“Pro-life” Catholic colleges are all salty about a new law requiring insurance plans to cover birth control. Because even though 98% of Catholic women will use contraception at some point in their lives, and even though birth control is widely accepted in the medical community as an important preventative tool (and often an important treatment for a variety of medical conditions), male Catholic leaders have decided that a baby is a gift from God and expecting medical insurance to cover medication is like expecting pork to be served at a Jewish barbeque:
Senior Catholic officials said that students at Catholic universities should know what to expect, and that those who disagree with the policies can choose to go elsewhere. “No one would go to a Jewish barbecue and expect pork chops to be served,” Mr. Galligan-Stierle said.
Birth control for women of reproductive age: Kind of like expecting bacon at synagogue. Right?
This is an issue, of course, because Catholic colleges and universities don’t just cater to religious Catholic students. Institutions like Fordham in New York and Georgetown in DC are hardly hyper-religious centers of the faith, sought out by Catholic students seeking a Catholic education. The reality of those schools is that they have a diverse student body, and I would venture to guess that the majority of students are not practicing Catholics. It’s also a cold hard fact that birth control is widely used even among practicing Catholics.
The United States has one of the highest abortion rates in the developed world — that is in large part because of lack of birth control access. And if you’re a student who relies on your school insurance plan for coverage, that is often your only option for birth control. Yes, there’s Planned Parenthood, but Republicans are intent on getting rid of PP, too — and if you have health insurance, you really should be able to use it for the most common and necessary medications. Yes, there are condoms, but (a) they are not as reliable as hormonal birth control, and (b) they require that a male partner agree to use them consistently and correctly. While in my dream world all young women would feel entitled to demand that their partners use condoms and simply wouldn’t have sex with men who refuse (or who badger or guilt them), that isn’t the world we live in. And it’s women who end up paying the price.
Birth control is also medically necessary for many women. Take this woman, for example:
One recent Georgetown law graduate, who asked not to be identified for reasons of medical privacy, said she had polycystic ovary syndrome, a condition for which her doctor prescribed birth control pills. She is gay and had no other reason to take the pills. Georgetown does not cover birth control for students, so she made sure her doctor noted the diagnosis on her prescription. Even so, coverage was denied several times. She finally gave up and paid out of pocket, more than $100 a month. After a few months she could no longer afford the pills. Within months she developed a large ovarian cyst that had to be removed surgically — along with her ovary.
“If I want children, I’ll need a fertility specialist because I have only one working ovary,” she said.
How very life-affirming.
The Republican presidential candidates naturally fall on the side of “religion > bitches.”

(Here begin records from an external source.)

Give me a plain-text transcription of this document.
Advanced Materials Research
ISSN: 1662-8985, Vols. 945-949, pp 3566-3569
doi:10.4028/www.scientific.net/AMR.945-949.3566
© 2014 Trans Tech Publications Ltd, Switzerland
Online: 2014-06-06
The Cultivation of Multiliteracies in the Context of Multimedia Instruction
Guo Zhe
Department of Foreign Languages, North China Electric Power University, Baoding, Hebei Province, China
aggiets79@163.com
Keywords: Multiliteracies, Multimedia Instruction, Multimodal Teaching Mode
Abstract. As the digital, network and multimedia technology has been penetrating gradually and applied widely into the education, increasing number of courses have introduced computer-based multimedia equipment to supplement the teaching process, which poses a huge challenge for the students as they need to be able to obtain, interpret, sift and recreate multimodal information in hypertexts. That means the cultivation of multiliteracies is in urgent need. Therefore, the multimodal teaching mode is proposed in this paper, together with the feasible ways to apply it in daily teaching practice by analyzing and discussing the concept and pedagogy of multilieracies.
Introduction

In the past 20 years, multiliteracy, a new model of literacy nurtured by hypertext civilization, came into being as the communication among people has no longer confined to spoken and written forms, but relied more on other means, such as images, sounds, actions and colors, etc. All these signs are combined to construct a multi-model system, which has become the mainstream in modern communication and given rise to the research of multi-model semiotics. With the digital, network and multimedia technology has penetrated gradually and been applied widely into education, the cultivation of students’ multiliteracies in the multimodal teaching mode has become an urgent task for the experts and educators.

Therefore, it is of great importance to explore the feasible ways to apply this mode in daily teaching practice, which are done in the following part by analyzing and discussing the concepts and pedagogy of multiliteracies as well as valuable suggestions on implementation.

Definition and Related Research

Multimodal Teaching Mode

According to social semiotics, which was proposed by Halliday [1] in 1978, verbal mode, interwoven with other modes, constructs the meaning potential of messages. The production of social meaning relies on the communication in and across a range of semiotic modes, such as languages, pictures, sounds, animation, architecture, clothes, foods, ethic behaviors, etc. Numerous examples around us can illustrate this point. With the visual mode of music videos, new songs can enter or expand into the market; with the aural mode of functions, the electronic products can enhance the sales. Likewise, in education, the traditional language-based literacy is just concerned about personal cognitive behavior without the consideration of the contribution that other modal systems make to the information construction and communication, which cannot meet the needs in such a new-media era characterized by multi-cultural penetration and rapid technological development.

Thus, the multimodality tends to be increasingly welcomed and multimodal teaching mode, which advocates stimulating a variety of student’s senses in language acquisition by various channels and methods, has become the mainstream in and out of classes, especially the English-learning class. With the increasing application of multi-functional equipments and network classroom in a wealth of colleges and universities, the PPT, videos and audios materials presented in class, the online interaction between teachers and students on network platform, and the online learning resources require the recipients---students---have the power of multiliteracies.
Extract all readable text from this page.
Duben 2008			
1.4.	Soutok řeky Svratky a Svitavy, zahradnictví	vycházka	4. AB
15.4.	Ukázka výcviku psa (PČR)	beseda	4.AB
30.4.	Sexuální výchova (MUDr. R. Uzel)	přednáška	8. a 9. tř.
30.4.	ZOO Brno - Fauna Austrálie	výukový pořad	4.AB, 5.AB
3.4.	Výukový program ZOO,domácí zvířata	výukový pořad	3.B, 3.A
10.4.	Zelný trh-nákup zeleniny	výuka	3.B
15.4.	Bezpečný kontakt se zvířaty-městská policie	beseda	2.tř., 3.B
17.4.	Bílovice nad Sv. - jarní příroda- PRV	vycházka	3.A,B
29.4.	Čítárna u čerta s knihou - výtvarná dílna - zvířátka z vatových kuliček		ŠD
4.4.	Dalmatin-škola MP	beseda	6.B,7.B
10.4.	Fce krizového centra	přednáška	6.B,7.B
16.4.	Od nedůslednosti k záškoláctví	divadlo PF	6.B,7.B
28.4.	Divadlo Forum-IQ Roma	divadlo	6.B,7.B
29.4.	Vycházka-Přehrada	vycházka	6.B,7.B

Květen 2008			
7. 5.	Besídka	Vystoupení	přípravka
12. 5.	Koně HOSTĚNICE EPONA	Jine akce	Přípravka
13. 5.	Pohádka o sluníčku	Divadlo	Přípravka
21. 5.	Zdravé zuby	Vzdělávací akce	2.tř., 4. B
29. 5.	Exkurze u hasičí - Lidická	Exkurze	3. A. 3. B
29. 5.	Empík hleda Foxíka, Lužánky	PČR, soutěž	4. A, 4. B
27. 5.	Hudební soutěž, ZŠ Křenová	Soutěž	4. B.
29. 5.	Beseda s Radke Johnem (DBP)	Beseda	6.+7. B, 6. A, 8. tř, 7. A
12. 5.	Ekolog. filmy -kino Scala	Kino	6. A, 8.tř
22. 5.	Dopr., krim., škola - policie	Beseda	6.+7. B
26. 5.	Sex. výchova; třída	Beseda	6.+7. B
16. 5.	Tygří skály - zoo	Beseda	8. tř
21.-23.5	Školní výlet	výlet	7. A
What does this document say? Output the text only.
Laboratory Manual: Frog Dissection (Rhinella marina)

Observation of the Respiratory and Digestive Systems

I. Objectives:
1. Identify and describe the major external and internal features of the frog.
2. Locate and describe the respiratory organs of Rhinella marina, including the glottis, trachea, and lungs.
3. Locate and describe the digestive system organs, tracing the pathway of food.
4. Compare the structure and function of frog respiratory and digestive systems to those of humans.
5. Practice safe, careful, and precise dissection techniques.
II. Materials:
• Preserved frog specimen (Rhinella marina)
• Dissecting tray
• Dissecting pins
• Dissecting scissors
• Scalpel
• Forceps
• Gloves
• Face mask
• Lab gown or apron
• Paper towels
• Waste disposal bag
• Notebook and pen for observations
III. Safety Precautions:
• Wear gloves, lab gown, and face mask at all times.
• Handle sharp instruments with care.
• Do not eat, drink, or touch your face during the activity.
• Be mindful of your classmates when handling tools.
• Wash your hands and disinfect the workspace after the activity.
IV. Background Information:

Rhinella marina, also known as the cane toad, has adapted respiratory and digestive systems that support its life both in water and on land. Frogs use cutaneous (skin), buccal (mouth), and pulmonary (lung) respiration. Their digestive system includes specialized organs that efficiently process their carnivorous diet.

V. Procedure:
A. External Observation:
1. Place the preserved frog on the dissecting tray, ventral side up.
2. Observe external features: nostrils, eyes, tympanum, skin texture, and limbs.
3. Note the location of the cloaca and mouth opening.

But the Republican candidates have said that moral and religious values weigh heavily in birth control issues. Andrea Saul, a spokeswoman for Mitt Romney, said in an e-mail that he regarded the administration’s rule requiring religious employers to furnish birth control as wrong. “This is a direct attack on religious liberty and will not stand in a Romney presidency,” she said. Mr. Romney has also pledged to end a federal program, Title X, that provides family planning services to millions of women.
Mr. Santorum has taken the position that health insurance plans should not be required to cover birth control. He also favors allowing states to decide whether to ban birth control. He and Mr. Gingrich both support “personhood” initiatives that would legally declare fertilized eggs to be persons, effectively banning not just all abortions but also certain contraceptives, including IUDs and some types of birth control pills.
Mr. Gingrich wants to withdraw government money from Planned Parenthood because it performs abortions in addition to providing contraceptives, though the federal money cannot be used for abortion.
The emphasis on birth control over the past year or two is fascinating. Birth control has always been on the radar screens of the most extreme anti-abortion activists, but the hostility toward it in mainstream politics is relatively new. The vast majority of American women use birth control at some point in their lives. The vast majority of Americans support birth control access. The vast majority of Americans are able to put two and two together and recognize that more birth control equals fewer abortions. That opposition to birth control is now a mainstream GOP position — the fact that hostility to female autonomy and women’s rights have gotten this extreme, and are only headed rightward — should strike more than a little terror into all of our hearts.